Verris didn’t have to ask who he was. “The best,” he replied. “That’s why I sent you.”

“He knew every move of mine before I made it,” Junior went on. “I’d have him, right there—then when I pulled the trigger, he was gone. Like a ghost.”

“Did you happen to get a look at his face?” Verris asked, finishing with another laceration.

“Not really,” Junior said. “I saw him up the stairs in the abandoned building, through a dirty mirror.”

“Thought you were on the roof,” Verris said sharply.

Junior sighed. “I was but he got a line on me. Had to jump down.”

“What do we always drill?” Verris asked him, his voice brisk. “Hold the high ground, put his back to the wall and—”

“Don’t let him off,” Junior finished in unison with him. “The whole thing was weird. Wiggy.

“How?” Verris asked as he started on the last wound in need of suturing.

“Like I was watching it all, but—” his son hesitated. “But I wasn’t actually there. Who is he?”

Junior being a little spooked wasn’t the only thing Verris found worrisome. He had trained his son to stay squarely in the moment, to focus on the immediate situation, but the way Junior was talking, it sounded like he was distancing himself instead. This was no good; Verris knew he had to nip that in the bud before Junior developed any seriously bad habits, like over-thinking, or wondering about the nature of his existence.

“Junior, the thing you’re struggling with—that strangeness—it’s fear.” Verris tied off the last suture and sat him up so he could look directly into his eyes. “Don’t hate it. Lean into it. Embrace it. Learn from it. Then overcome it.”

Junior nodded, looking sheepish.

“You’re right on the threshold of perfection, son.” Verris held up his thumb and forefinger with the thinnest sliver of a gap between them. “This close.” Pause. “You hungry?”

“Yes, sir.” Junior nodded again, this time with enthusiasm.

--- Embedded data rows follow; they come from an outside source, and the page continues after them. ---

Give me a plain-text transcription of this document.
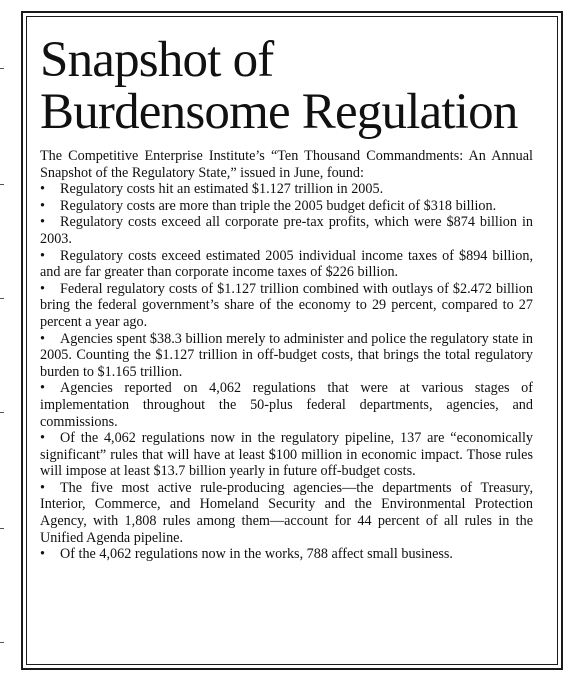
Snapshot of
Burdensome Regulation

The Competitive Enterprise Institute’s “Ten Thousand Commandments: An Annual Snapshot of the Regulatory State,” issued in June, found:

• Regulatory costs hit an estimated $1.127 trillion in 2005.

• Regulatory costs are more than triple the 2005 budget deficit of $318 billion.

• Regulatory costs exceed all corporate pre-tax profits, which were $874 billion in 2003.

• Regulatory costs exceed estimated 2005 individual income taxes of $894 billion, and are far greater than corporate income taxes of $226 billion.

• Federal regulatory costs of $1.127 trillion combined with outlays of $2.472 billion bring the federal government’s share of the economy to 29 percent, compared to 27 percent a year ago.

• Agencies spent $38.3 billion merely to administer and police the regulatory state in 2005. Counting the $1.127 trillion in off-budget costs, that brings the total regulatory burden to $1.165 trillion.

• Agencies reported on 4,062 regulations that were at various stages of implementation throughout the 50-plus federal departments, agencies, and commissions.

• Of the 4,062 regulations now in the regulatory pipeline, 137 are “economically significant” rules that will have at least $100 million in economic impact. Those rules will impose at least $13.7 billion yearly in future off-budget costs.

• The five most active rule-producing agencies—the departments of Treasury, Interior, Commerce, and Homeland Security and the Environmental Protection Agency, with 1,808 rules among them—account for 44 percent of all rules in the Unified Agenda pipeline.

• Of the 4,062 regulations now in the works, 788 affect small business.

“Bowl of cereal sound good?” Verris asked.

“Yes, sir,” said Junior.

Verris saw his gaze move to the framed photo on the nightstand. It was the two of them, taken on one of their hunting trips when Junior had been eight or nine and they’d shared a less complicated existence.

He smiled at his son and took him into the kitchen.

* * *

The blown-up bus lay on its side, burn marks obscuring most of the large curved script that ran the length of it below the shattered windows. From where he stood in the roped-off observation area, Junior didn’t have to see the words clearly to know they said City Transportation Company. He’d been fluent in Arabic, both Modern Standard and Egyptian, for over half his life.

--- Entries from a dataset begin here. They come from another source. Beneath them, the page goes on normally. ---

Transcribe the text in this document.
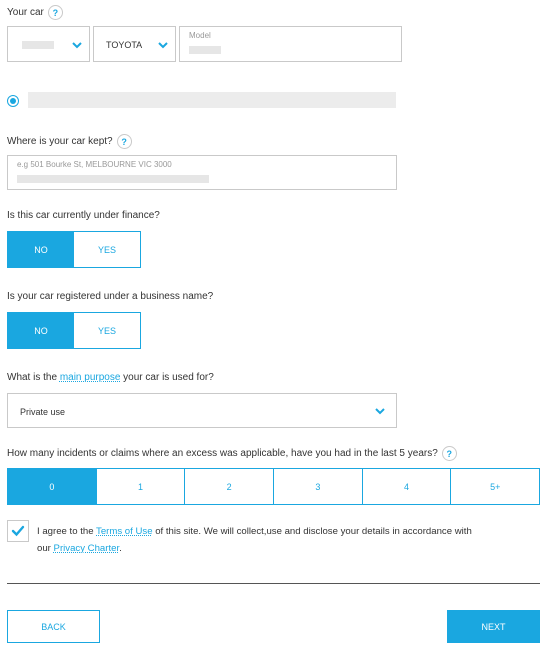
Your car ?
TOYOTA
Model
Where is your car kept? ?
e.g 501 Bourke St, MELBOURNE VIC 3000
Is this car currently under finance?
NO	YES
Is your car registered under a business name?
NO	YES
What is the main purpose your car is used for?
Private use
How many incidents or claims where an excess was applicable, have you had in the last 5 years? ?
0	1	2	3	4	5+
I agree to the Terms of Use of this site. We will collect,use and disclose your details in accordance with
our Privacy Charter.
BACK	NEXT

The scene in front of him was equally familiar: civilian ‘casualties’ lay motionless on the ground around the bus, dropped by ‘insurgents’ who had taken up positions behind it and picked them off as they crawled out of the wreckage. There were no live rounds, of course—they were all armed with tasers. Some of the civilians had been desperate enough to try for one of the low buildings that served as a village or neighborhood or installation or whatever the war games scenario called for. A few of them had made it but without weapons; they were pretty much sitting ducks. Eventually the insurgents would come out from behind the bus and advance on the village, ‘killing’ anyone they found.

In any case, the insurgents were in for a fight. As an observer, Junior had access to all the feeds for the exercise; his phone screen showed today’s designated good guys, an elite team of fighters coming in on the other side of the village, as yet undetected by the insurgents. Their uniforms were Libyan Army but there was an extra patch on their sleeves that identified them as Gemini support troops.